The slogan “Free Kyle” is being raised on social media, and reportedly among BLM counter-demonstrators. It is conceivable that Rittenhouse’s example will be considered or adopted by others in light of his construction as a hapless patriot only eager to restore peace to Kenosha. This is especially plausible because defences for Rittenhouse are not fringe on the right. Fox prime-time host Tucker Carlson, with the highest-rated show in US cable-news history, told nearly 5 million viewers that: “Kenosha has devolved into anarchy because the authorities in charge of the city abandoned it. People in charge from the governor of Wisconsin on down refused to enforce the law. They stood back and they watched Kenosha burn… How shocked are we that 17 year-olds with rifles decided they had to maintain order when no one else would?”
Republican Party leaders themselves have offered similar apologetics. Wisconsin State Assembly Speaker Robin Vos argued that Democratic Governor Tony Evers pulled the trigger himself when he declined assistance from the White House, the agencies of the latter badly tainted by their lawless repression of the Portland demonstrations. Like Carlson, he raised the spectre of the threat to property on a Wisconsin radio program: “People are literally dead because folks have had to take to themselves to try to protect their own property.” Democrats, it should be said, have been less than forthright in their condemnation of the attack on the demonstrators, still hoping to ride the fence between supporting the movement and condemning the “violence.” Their reticence cedes space to the right to define the situation.
As it stands now, it appears that the BLM demonstrators are undeterred. The movement was gifted an immense moral victory from out of left field, as it were: NBA players organized a strike in the middle of the playoffs, with the Milwaukee Bucks – favored to win the championship – taking the lead, and the action spreading to other professional athletic leagues. The course of the 2020 uprising continues to confound expectations.
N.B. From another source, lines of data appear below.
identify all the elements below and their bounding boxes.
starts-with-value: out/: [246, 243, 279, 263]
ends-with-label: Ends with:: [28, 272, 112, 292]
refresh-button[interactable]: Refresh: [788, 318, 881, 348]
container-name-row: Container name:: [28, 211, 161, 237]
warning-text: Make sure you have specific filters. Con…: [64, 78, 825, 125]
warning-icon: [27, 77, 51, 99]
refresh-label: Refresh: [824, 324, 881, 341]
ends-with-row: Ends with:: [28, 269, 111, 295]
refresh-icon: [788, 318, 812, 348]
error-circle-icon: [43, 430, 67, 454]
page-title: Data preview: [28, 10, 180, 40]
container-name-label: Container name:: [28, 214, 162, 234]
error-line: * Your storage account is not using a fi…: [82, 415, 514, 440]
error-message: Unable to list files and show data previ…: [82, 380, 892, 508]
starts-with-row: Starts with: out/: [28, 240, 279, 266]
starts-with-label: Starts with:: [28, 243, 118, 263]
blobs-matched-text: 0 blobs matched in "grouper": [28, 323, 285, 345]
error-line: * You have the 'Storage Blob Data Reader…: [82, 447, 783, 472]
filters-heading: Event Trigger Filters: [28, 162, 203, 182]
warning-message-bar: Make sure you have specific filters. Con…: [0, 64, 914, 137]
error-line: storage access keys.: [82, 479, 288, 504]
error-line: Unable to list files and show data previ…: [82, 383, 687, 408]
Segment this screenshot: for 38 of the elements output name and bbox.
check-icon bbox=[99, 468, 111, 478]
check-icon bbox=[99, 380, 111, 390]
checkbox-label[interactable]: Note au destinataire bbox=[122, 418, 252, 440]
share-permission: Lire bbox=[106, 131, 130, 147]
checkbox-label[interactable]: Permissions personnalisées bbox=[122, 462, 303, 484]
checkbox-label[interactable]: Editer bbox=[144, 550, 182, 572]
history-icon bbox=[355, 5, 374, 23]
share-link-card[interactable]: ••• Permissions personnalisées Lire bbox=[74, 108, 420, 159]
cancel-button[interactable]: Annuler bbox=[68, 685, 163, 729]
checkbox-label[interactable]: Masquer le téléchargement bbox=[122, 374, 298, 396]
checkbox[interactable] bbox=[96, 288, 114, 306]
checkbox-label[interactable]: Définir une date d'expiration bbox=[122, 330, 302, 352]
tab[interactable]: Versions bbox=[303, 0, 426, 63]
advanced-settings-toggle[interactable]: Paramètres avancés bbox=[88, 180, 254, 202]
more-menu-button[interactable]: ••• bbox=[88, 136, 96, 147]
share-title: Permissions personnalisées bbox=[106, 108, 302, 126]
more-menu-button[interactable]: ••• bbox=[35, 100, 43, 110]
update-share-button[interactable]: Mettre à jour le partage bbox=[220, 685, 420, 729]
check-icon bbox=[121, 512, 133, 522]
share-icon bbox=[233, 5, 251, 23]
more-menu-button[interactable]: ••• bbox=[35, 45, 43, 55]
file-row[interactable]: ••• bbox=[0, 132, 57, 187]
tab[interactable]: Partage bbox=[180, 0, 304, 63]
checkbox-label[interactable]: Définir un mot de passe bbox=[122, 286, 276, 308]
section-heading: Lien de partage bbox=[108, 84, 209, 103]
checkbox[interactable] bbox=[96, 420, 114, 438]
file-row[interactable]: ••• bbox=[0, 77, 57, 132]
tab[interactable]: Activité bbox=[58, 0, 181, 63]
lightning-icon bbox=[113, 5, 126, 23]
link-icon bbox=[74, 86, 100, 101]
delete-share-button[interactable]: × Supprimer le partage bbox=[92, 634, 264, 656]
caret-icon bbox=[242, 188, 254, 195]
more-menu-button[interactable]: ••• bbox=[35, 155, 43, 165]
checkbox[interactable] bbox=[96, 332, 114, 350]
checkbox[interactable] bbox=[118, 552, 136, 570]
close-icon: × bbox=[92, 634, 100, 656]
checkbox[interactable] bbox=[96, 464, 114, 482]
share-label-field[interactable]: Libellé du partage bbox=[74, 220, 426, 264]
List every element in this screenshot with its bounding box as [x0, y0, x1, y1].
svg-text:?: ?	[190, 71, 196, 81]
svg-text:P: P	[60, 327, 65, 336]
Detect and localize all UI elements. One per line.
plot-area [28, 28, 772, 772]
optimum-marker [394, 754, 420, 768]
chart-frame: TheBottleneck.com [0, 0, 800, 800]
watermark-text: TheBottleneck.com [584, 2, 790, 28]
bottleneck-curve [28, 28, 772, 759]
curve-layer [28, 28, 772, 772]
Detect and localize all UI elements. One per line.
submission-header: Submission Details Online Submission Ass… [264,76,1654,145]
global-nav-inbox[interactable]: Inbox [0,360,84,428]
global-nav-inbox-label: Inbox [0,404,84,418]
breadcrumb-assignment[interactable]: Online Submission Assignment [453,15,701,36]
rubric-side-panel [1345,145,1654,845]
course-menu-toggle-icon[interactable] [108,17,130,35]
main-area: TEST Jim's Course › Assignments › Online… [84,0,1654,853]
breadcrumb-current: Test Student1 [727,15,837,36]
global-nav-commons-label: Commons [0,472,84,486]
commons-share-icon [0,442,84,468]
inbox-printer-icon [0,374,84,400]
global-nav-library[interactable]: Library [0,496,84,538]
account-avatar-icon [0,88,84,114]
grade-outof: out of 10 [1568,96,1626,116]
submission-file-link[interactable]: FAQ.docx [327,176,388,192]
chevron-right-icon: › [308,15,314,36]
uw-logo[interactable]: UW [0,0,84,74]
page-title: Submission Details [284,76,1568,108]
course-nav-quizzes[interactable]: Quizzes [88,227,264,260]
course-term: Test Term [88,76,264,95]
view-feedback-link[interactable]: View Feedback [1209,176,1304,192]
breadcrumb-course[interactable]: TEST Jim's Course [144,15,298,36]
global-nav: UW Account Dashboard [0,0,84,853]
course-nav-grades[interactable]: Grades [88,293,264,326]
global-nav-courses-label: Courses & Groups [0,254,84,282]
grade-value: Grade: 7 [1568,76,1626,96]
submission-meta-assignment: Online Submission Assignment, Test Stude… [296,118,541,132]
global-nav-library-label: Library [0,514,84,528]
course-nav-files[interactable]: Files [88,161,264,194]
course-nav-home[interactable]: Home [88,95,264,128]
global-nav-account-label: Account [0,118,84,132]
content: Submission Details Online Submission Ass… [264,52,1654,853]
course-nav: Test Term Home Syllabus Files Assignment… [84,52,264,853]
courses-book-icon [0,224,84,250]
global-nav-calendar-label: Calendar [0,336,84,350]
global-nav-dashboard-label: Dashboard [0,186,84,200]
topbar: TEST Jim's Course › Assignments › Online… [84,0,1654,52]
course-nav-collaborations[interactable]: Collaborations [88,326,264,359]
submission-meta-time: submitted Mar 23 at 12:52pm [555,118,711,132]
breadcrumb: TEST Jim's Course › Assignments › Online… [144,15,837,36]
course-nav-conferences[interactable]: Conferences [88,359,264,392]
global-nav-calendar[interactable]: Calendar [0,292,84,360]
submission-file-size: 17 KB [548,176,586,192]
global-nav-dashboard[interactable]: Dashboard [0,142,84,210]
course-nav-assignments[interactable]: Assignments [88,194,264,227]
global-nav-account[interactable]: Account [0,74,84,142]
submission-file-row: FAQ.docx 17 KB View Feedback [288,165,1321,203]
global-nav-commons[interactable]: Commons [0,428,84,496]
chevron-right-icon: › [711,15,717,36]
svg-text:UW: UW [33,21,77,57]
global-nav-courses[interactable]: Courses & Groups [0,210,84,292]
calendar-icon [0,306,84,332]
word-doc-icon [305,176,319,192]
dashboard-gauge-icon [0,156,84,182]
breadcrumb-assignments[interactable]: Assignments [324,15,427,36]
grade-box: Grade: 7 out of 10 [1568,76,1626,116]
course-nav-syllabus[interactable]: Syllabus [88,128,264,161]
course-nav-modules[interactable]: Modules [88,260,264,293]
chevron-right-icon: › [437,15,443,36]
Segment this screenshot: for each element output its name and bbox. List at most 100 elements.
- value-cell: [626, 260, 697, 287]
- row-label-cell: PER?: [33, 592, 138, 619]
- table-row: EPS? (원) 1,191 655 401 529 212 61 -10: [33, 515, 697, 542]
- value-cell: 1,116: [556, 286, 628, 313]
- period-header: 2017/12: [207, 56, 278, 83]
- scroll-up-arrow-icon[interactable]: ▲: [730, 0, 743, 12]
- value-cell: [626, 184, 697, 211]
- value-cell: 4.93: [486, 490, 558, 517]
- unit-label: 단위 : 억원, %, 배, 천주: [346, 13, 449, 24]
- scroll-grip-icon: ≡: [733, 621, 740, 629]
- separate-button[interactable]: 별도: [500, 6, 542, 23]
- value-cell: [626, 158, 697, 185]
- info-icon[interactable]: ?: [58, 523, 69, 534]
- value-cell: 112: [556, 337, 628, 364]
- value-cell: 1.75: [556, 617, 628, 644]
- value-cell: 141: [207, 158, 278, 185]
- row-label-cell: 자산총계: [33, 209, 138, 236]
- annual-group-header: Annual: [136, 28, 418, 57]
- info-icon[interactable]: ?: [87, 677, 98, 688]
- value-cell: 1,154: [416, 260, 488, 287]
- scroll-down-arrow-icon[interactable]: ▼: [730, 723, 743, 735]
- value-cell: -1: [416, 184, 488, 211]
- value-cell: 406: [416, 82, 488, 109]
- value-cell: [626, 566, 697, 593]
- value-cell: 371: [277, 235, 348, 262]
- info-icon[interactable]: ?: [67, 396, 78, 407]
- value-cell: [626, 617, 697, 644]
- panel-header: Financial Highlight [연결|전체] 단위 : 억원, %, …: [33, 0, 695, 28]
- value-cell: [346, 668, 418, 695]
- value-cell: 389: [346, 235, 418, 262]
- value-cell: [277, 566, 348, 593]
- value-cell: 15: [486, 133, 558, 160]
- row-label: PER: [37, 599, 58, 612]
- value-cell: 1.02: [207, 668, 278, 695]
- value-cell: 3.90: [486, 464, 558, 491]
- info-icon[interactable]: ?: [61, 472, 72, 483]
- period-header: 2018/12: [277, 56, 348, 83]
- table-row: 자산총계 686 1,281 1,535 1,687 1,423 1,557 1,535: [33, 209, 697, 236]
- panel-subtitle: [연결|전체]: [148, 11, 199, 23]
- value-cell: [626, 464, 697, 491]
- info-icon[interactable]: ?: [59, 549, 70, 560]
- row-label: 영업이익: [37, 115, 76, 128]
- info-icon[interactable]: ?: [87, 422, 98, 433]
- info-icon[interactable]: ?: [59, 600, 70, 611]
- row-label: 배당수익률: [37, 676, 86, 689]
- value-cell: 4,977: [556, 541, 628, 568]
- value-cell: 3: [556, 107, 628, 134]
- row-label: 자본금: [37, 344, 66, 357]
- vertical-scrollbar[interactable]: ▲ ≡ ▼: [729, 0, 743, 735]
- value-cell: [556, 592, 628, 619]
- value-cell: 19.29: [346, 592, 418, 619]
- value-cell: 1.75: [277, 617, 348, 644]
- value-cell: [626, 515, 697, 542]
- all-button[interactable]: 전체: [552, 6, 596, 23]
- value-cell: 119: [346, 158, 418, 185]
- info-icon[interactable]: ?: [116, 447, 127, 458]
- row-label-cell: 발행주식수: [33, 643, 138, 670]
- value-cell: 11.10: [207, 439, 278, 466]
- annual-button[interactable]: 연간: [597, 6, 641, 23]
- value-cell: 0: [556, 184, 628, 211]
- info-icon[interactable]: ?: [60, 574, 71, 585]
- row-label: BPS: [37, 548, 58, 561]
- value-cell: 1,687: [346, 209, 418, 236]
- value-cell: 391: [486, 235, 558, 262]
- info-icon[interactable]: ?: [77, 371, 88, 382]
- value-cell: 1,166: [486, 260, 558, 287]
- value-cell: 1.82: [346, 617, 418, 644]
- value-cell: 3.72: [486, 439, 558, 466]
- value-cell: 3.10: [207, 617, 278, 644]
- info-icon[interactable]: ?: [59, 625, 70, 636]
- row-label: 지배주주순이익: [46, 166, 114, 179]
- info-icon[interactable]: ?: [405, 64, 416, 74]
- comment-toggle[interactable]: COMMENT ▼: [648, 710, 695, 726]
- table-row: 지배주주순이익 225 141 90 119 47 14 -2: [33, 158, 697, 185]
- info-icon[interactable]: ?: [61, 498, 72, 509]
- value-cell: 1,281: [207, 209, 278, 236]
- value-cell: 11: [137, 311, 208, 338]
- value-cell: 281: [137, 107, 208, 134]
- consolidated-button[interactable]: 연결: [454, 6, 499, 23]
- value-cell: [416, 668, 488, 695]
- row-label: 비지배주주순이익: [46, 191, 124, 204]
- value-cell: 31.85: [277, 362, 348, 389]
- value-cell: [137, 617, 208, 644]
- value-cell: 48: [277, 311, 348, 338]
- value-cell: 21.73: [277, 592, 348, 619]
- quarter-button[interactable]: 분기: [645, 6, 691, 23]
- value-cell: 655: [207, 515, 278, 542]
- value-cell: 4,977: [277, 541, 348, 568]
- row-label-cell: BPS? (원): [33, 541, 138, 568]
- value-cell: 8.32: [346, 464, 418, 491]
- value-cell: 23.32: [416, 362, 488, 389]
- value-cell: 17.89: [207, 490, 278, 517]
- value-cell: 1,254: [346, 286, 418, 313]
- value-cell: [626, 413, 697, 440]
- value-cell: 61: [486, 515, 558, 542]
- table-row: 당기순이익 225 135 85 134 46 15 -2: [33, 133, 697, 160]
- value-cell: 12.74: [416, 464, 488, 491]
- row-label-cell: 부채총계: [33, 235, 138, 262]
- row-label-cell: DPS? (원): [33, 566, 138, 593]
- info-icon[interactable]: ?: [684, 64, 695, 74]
Our Harper’s reader may interject: That’s all very interesting, but what does this mean for the election? Liberals fear, and the right hopes, that the BLM uprisings can produce a reaction that will give Trump another term, legitimizing a ‘law and order’ program. Polling does not seem to suggest that the uprisings have had an impact on the relative levels of support for Trump and Biden. Biden, in fact, often articulates a law and order program himself, to the extent he manages to articulate anything at all. The uprisings are producing a generation of committed leaders of the left and opponents of the forces of the state. Perhaps little Kenosha holds the key to Wisconsin’s ten electoral votes, perhaps not; but in 2020 it has already made history.